If you'd told us, back then . . .

Preparing to head off to Honduras, as construction missionaries,
in 2000
As many of you know, fifteen years ago, in 2001, our family left the United States, thinking we would be in Honduras for 2 - 3 years completing one construction project - and you have heard how that worked out! If anyone had told us, back then, that we would find ourselves still here in 2016, feeding 12,000 children regularly, we would likely have laughed! If they'd suggested we would build bridges of the sizes we have now built, and in the quantity we have done - well, I don't know that we would have considered that very likely, either. The idea that we'd be working with a huge network of pastors to spread the gospel to remote villages in unevangelized areas of the mountains of western Honduras would have seemed preposterous, too. God has taken our willingness to serve, and created something much larger than we had ever envisioned!

What you may not know is that Allen and I had intended to head to the mission field much earlier than we did. When we married, in 1984, we had a plan. Allen would enter the military and learn to fly, and when his military commitment was over we would sign on to do missionary aviation work. It was a very nice plan . . . it just didn't work out. Allen has some very minor physical deficiencies which precluded him from flying for the military, and after 8 weeks of officer training school, we made the decision together that he would not accept his commission.

That was a scary time for us, as we were newlyweds with all of our plans wrapped up in being in the military - job, housing, health care, etc. Suddenly we were newlyweds with nothing! We looked into the possibility of paying for private flight training, but we couldn't afford it. We couldn't really afford anything, just then, so Allen and I each got jobs. We saved up to buy a house near our work, within a few years the children started arriving . . . and we lost sight of our original goal of serving God as missionaries.

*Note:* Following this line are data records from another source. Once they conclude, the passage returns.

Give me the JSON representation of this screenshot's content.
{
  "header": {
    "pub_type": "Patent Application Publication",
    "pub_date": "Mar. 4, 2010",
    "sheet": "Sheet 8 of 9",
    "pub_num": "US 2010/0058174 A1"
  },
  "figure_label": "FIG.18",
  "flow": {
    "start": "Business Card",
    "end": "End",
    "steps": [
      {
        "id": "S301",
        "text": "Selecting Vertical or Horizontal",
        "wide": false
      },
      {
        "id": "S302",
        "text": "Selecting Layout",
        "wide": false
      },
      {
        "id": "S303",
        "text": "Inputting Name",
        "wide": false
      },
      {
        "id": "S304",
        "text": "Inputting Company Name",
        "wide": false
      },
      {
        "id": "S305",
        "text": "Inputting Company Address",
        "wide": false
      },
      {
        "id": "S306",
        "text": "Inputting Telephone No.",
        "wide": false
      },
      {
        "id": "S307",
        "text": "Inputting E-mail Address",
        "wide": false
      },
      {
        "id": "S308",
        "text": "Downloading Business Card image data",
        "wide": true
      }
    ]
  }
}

The phrase we use to describe that time in our lives is a phrase we hear frequently from other people: "Life got in the way." Usually, when people say this, they are speaking about something they had planned to do, but they never got around to doing it because of the demands of everyday life. At some point, "life" became just about getting through the day, or about "living the American dream."

We are so glad that God turned us around, after we'd been married for 16 years, and pointed us back in the direction of serving Him full-time as foreign missionaries. What amazing blessings we would have missed, if we hadn't listened to the still small voice, encouraging us to return to our original calling!

Are you letting life get in the way of what God wants you to do? It isn't necessarily something as all-encompassing as living for decades in a foreign country, but we've found that, when we put serving God first, the other parts of life fall into place, alongside the main goal. It isn't an either/or situation.

It's exciting to see what God can do with people who are willing to step out and do something crazy, just because He asked them to do it. I encourage you to not let life get in the way of the blessings He has in store for you.